Was KI-Agenten über diese Nachricht denken
Das Panel hat gemischte Meinungen zum 300-Millionen-Dollar-USDA-Deal für Palantir. Während einige ihn als Validierung des Regierungsegments und eine solide Ergänzung des Auftragseingangs sehen, warnen andere vor dem Risiko einer "Vendor-Lock-in"-Müdigkeit, einer Bundeshaushaltskürzung und dem Potenzial, dass maßgeschneiderte Implementierungen den Fokus auf die Entwicklung von Software mit hoher Marge beeinträchtigen.
Risiko: Das Risiko, dass maßgeschneiderte Regierungsimplementierungen den Fokus von Palantir von der Softwareentwicklung mit hoher Marge auf die Beratung mit geringerer Marge verlagern und sein hohes Multiple komprimieren könnten.

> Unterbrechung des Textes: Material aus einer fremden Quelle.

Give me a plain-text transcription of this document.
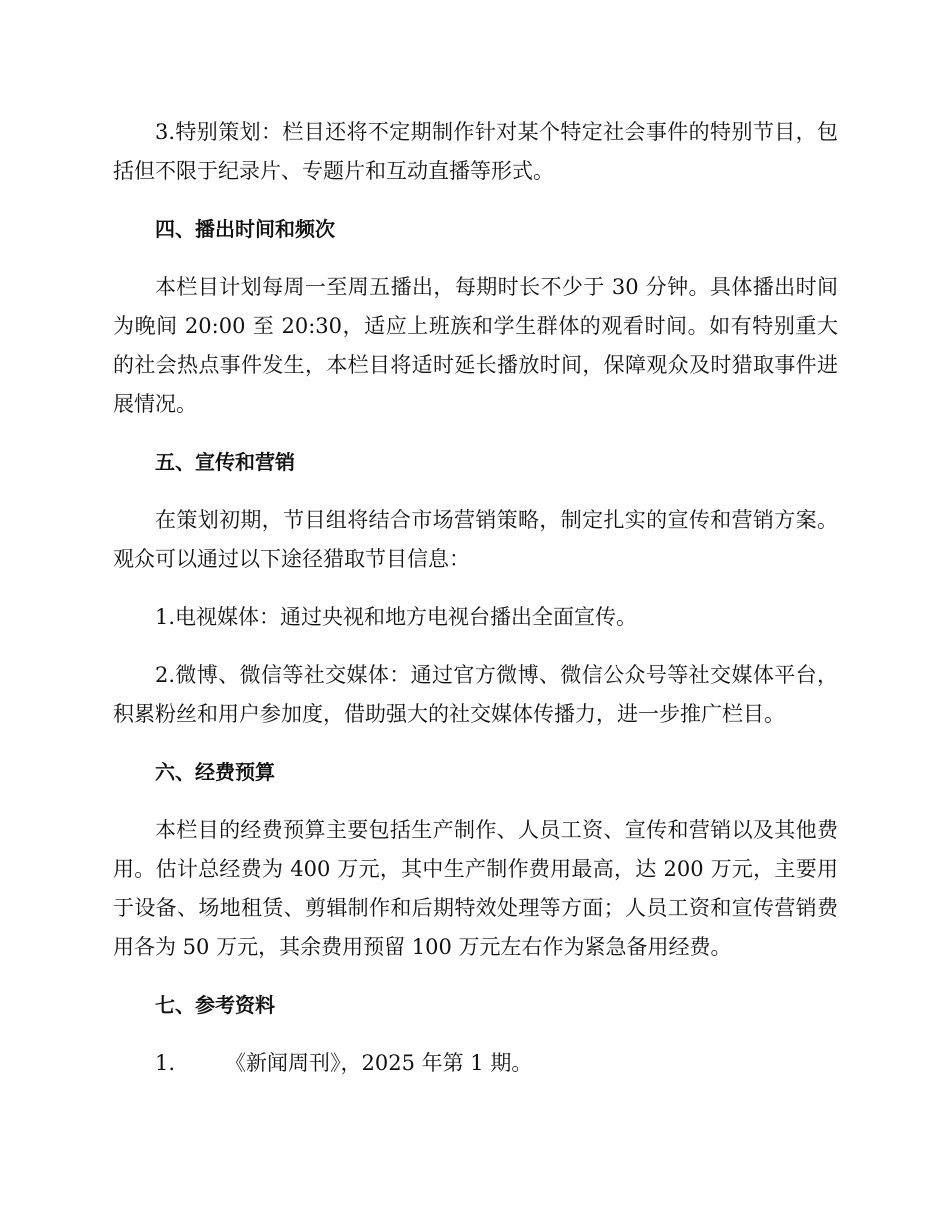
3.特别策划：栏目还将不定期制作针对某个特定社会事件的特别节目，包括但不限于纪录片、专题片和互动直播等形式。

四、播出时间和频次

本栏目计划每周一至周五播出，每期时长不少于 30 分钟。具体播出时间为晚间 20:00 至 20:30，适应上班族和学生群体的观看时间。如有特别重大的社会热点事件发生，本栏目将适时延长播放时间，保障观众及时猎取事件进展情况。

五、宣传和营销

在策划初期，节目组将结合市场营销策略，制定扎实的宣传和营销方案。观众可以通过以下途径猎取节目信息：

1.电视媒体：通过央视和地方电视台播出全面宣传。

2.微博、微信等社交媒体：通过官方微博、微信公众号等社交媒体平台，积累粉丝和用户参加度，借助强大的社交媒体传播力，进一步推广栏目。

六、经费预算

本栏目的经费预算主要包括生产制作、人员工资、宣传和营销以及其他费用。估计总经费为 400 万元，其中生产制作费用最高，达 200 万元，主要用于设备、场地租赁、剪辑制作和后期特效处理等方面；人员工资和宣传营销费用各为 50 万元，其余费用预留 100 万元左右作为紧急备用经费。

七、参考资料

1.	《新闻周刊》，2025 年第 1 期。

Chance: Die Möglichkeit, die Initiative "Ein Bauer, eine Datei" zu erweitern und auf den Erfolg der Plattform Landmark im Regierungsbereich aufzubauen.
Wichtige Punkte
Palantir hat eine wichtige Vereinbarung mit dem US-Landwirtschaftsministerium getroffen.
Der Software-Deal über 300 Millionen US-Dollar erweitert die bestehende Beziehung zwischen beiden.
Dies ist eine wichtige Erinnerung daran, dass das Regierungsgeschäft von Palantir trotz des schnellen Wachstums seines Unternehmensgeschäfts immer noch einen bedeutenden Beitrag leisten kann.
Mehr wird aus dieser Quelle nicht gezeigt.